The party seems to have firmed up its stand after inputs from the state unit which indicate any position to the contrary may cost BJP in the plains.
For a national party, especially one trying to find a toehold in the West Bengal politics, it is an unenviable situation. Any polarisation which pitches Hills vs the plains practically translates to 1.8 million Nepali speaking people versus 90 million Bangla speakers; 1 Lok Sabha seat as against 41 seats; a mere half a dozen Assembly segments vs 294 in the rest of the state.
BJP has been in the last two years attempting to expand its political footprint in the state to emerge as the main opposition to the ruling TMC.
Any stand in favour of Gorkhaland may jeopardize party’s plans for the eastern state where it aims to pick seats in the next general elections as a part of larger strategy to offset any losses in provinces where it has already peaked.

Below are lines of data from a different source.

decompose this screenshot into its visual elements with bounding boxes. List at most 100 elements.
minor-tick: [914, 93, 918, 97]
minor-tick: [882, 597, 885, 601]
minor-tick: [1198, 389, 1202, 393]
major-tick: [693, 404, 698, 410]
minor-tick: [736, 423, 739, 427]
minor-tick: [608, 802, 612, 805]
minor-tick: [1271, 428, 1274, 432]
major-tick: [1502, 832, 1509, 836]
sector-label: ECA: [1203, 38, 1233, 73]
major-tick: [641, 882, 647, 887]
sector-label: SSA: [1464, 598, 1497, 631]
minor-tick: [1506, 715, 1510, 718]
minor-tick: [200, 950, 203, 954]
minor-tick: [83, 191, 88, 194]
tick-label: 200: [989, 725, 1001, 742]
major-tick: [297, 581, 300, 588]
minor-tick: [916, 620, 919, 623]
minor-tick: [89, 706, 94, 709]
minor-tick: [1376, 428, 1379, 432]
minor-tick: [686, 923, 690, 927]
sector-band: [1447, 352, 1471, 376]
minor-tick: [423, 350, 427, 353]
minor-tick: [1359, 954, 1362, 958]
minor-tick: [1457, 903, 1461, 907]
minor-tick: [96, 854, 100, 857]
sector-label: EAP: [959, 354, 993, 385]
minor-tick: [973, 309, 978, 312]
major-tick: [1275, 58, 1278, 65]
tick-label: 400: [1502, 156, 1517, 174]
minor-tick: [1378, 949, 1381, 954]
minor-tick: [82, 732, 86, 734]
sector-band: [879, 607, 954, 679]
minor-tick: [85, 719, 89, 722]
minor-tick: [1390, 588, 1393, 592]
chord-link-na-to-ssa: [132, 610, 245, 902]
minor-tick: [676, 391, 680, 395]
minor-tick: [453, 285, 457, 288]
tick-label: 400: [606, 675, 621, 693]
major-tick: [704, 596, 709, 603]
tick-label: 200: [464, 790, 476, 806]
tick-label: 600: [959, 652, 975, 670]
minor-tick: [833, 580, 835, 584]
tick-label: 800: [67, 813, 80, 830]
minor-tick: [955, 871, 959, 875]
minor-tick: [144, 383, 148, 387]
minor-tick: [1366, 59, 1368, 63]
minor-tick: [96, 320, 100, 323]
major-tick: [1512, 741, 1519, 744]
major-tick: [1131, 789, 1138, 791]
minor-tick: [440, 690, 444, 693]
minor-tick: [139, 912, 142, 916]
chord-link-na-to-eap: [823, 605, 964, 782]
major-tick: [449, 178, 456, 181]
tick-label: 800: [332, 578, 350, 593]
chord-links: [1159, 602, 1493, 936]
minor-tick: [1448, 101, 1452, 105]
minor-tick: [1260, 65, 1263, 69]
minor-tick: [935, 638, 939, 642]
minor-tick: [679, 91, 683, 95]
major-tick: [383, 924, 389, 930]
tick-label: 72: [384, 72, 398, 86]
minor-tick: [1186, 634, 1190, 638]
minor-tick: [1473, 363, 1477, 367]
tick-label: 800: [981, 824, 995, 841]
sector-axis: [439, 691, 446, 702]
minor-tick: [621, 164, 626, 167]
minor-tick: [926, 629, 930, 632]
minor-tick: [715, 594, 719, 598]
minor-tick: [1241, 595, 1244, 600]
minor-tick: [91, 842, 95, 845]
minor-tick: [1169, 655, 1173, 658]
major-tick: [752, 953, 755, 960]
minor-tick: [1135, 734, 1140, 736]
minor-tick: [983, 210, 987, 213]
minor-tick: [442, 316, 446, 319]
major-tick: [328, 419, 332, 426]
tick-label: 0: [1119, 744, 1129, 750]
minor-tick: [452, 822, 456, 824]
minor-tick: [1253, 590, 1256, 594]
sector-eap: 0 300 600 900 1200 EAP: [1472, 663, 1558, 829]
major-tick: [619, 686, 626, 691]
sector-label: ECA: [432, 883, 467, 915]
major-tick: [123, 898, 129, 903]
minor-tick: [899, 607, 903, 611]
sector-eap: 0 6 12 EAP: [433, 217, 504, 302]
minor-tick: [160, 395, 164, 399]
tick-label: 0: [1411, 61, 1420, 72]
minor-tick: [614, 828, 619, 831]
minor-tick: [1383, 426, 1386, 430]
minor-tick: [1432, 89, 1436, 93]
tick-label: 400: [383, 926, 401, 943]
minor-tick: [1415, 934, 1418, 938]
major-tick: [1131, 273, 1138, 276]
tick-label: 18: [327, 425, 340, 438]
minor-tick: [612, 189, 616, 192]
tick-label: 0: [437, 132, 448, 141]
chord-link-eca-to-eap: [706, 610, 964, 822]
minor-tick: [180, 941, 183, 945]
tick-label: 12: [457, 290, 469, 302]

BJP leaders, however, insist that opposition to the division of West Bengal is based on a considered view of the geo-political position of the districts abutting three international borders.
“Also it comprises sub-division of a few districts. As a state it may not be viable,” says another BJP leader.
The party though is open to granting further autonomy to the region with ‘Karbi-Anglong Model’ of Assam as one of the options.
Gorkhaland Janmukti Morcha (GJM) which is leading the separate statehood movement is a long-standing ally of the BJP. BJP MP and Union minister S S Ahluwalia won last Lok Sabha election from Darjeeling with GJM support. So did former Finance Minister Jaswant Singh in 2009.
In its manifesto for 2014 general elections, BJP stated it will “sympathetically examine and appropriately consider the long-pending demands of the Gorkhas, the Adivasis and other people of Darjeeling district and the Dooars region; of the Kamtapuri, Rajbongshi and other people of North Bengal (including recognition of their language)”.